A solução encontrada para equacionar os valores em aberto no MCP permite o pagamento dos débitos oriundos da retirada das liminares referentes ao GSF em até seis vezes. O saldo remanescente a cada liquidação será corrigido por IGP-M mais juros de 1% ao mês pro rata die.

“Buscamos equilibrar a situação do devedor, que poderá optar pelo parcelamento, e do credor, que receberá o valor corrigido. Agora, com a aprovação da Aneel, esperamos normalizar as operações do Mercado de Curto Prazo nos próximos meses e retomar o ritmo das liquidações ao longo de 2016”, ressalta Rui Altieri, presidente do Conselho de Administração da CCEE.

O agente poderá escolher pelo parcelamento ou pagamento integral de seu débito, como previsto pela proposta. Na liquidação, caso ele esteja com posição credora, os valores serão utilizados para amortização parcial ou total da dívida. Em cada liquidação, o agente terá que realizar o pagamento mínimo de um sexto do valor total do débito apurado.

Os valores referentes à repactuação e que estavam protegidos por liminares começam a ser considerados na próxima liquidação financeira do Mercado de Curto Prazo, que será realizada nos dias 18 e 19 de abril. Já as contabilizações referentes a fevereiro e março serão unificadas, sendo a liquidação promovida em 19 (débito) e 20 (crédito) de maio.

Entenda a liquidação financeira do MCP com a repactuação

Cenário 1 - Se o agente tiver na liquidação do MCP referente a janeiro de 2016 um crédito superior ao valor repactuado, ele quitará o débito à vista.

Cenário 2 - Caso o agente tenha uma posição de credor na liquidação do mês de referência, mas de um montante inferior ao valor repactuado, o saldo do crédito será abatido do valor negociado. Desta forma, o restante do débito será parcelado em seis parcelas. Nos meses subsequentes, até a liquidação total, o número da parcela será reduzido gradualmente (no caso em questão, o agente B liquida o valor repactuado em três operações).

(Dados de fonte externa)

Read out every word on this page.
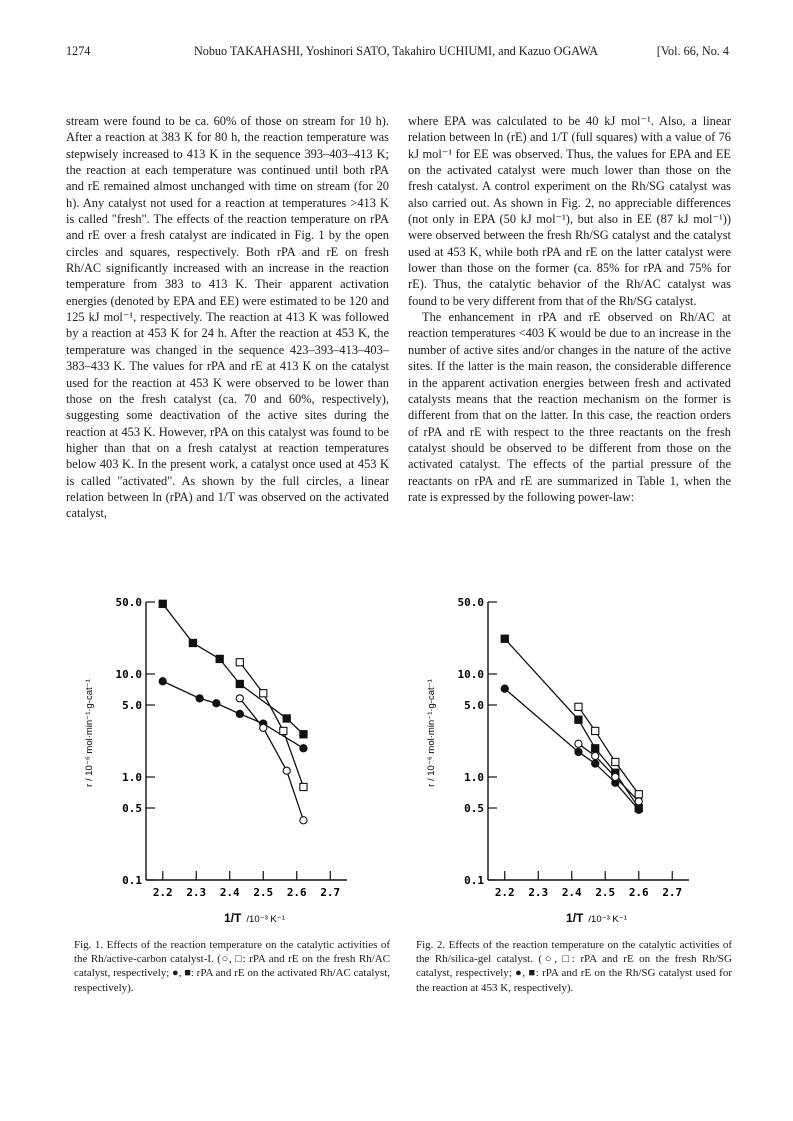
1274	Nobuo TAKAHASHI, Yoshinori SATO, Takahiro UCHIUMI, and Kazuo OGAWA	[Vol. 66, No. 4

stream were found to be ca. 60% of those on stream for 10 h). After a reaction at 383 K for 80 h, the reaction temperature was stepwisely increased to 413 K in the sequence 393–403–413 K; the reaction at each temperature was continued until both rPA and rE remained almost unchanged with time on stream (for 20 h). Any catalyst not used for a reaction at temperatures >413 K is called "fresh". The effects of the reaction temperature on rPA and rE over a fresh catalyst are indicated in Fig. 1 by the open circles and squares, respectively. Both rPA and rE on fresh Rh/AC significantly increased with an increase in the reaction temperature from 383 to 413 K. Their apparent activation energies (denoted by EPA and EE) were estimated to be 120 and 125 kJ mol⁻¹, respectively. The reaction at 413 K was followed by a reaction at 453 K for 24 h. After the reaction at 453 K, the temperature was changed in the sequence 423–393–413–403–383–433 K. The values for rPA and rE at 413 K on the catalyst used for the reaction at 453 K were observed to be lower than those on the fresh catalyst (ca. 70 and 60%, respectively), suggesting some deactivation of the active sites during the reaction at 453 K. However, rPA on this catalyst was found to be higher than that on a fresh catalyst at reaction temperatures below 403 K. In the present work, a catalyst once used at 453 K is called "activated". As shown by the full circles, a linear relation between ln (rPA) and 1/T was observed on the activated catalyst,

where EPA was calculated to be 40 kJ mol⁻¹. Also, a linear relation between ln (rE) and 1/T (full squares) with a value of 76 kJ mol⁻¹ for EE was observed. Thus, the values for EPA and EE on the activated catalyst were much lower than those on the fresh catalyst. A control experiment on the Rh/SG catalyst was also carried out. As shown in Fig. 2, no appreciable differences (not only in EPA (50 kJ mol⁻¹), but also in EE (87 kJ mol⁻¹)) were observed between the fresh Rh/SG catalyst and the catalyst used at 453 K, while both rPA and rE on the latter catalyst were lower than those on the former (ca. 85% for rPA and 75% for rE). Thus, the catalytic behavior of the Rh/AC catalyst was found to be very different from that of the Rh/SG catalyst.

The enhancement in rPA and rE observed on Rh/AC at reaction temperatures <403 K would be due to an increase in the number of active sites and/or changes in the nature of the active sites. If the latter is the main reason, the considerable difference in the apparent activation energies between fresh and activated catalysts means that the reaction mechanism on the former is different from that on the latter. In this case, the reaction orders of rPA and rE with respect to the three reactants on the fresh catalyst should be observed to be different from those on the activated catalyst. The effects of the partial pressure of the reactants on rPA and rE are summarized in Table 1, when the rate is expressed by the following power-law:

50.0
10.0
5.0
1.0
0.5
0.1
2.2 2.3 2.4 2.5 2.6 2.7
1/T /10⁻³ K⁻¹
r / 10⁻⁶ mol·min⁻¹·g-cat⁻¹
50.0
10.0
5.0
1.0
0.5
0.1
2.2 2.3 2.4 2.5 2.6 2.7
1/T /10⁻³ K⁻¹
r / 10⁻⁶ mol·min⁻¹·g-cat⁻¹
Fig. 1. Effects of the reaction temperature on the catalytic activities of the Rh/active-carbon catalyst-I. (○, □: rPA and rE on the fresh Rh/AC catalyst, respectively; ●, ■: rPA and rE on the activated Rh/AC catalyst, respectively).
Fig. 2. Effects of the reaction temperature on the catalytic activities of the Rh/silica-gel catalyst. (○, □: rPA and rE on the fresh Rh/SG catalyst, respectively; ●, ■: rPA and rE on the Rh/SG catalyst used for the reaction at 453 K, respectively).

Cenário 3 - Outro caso possível ocorrerá se o agente detiver uma posição de débito na liquidação do MCP. Nesta situação, ele precisará aportar o valor integral do montante referente ao mês em questão acrescido de uma parcela do total repactuado. Considerando essa possibilidade, ele poderá quitar seu débito em até seis operações.

Sobre a CCEE

A Câmara de Comercialização de Energia Elétrica - CCEE (www.ccee.org.br) é responsável por viabilizar e gerenciar a comercialização de energia elétrica no país, garantindo a segurança e o equilíbrio financeiro deste mercado. A CCEE é uma associação civil sem fins lucrativos, mantida pelas empresas que compram e vendem energia no Brasil. O papel da CCEE é fortalecer o ambiente de comercialização de energia - no ambiente regulado, no ambiente livre e no mercado de curto prazo - por meio de regras e mecanismos que promovam relações comerciais sólidas e justas para todos os segmentos do setor (geração, distribuição, comercialização e consumo).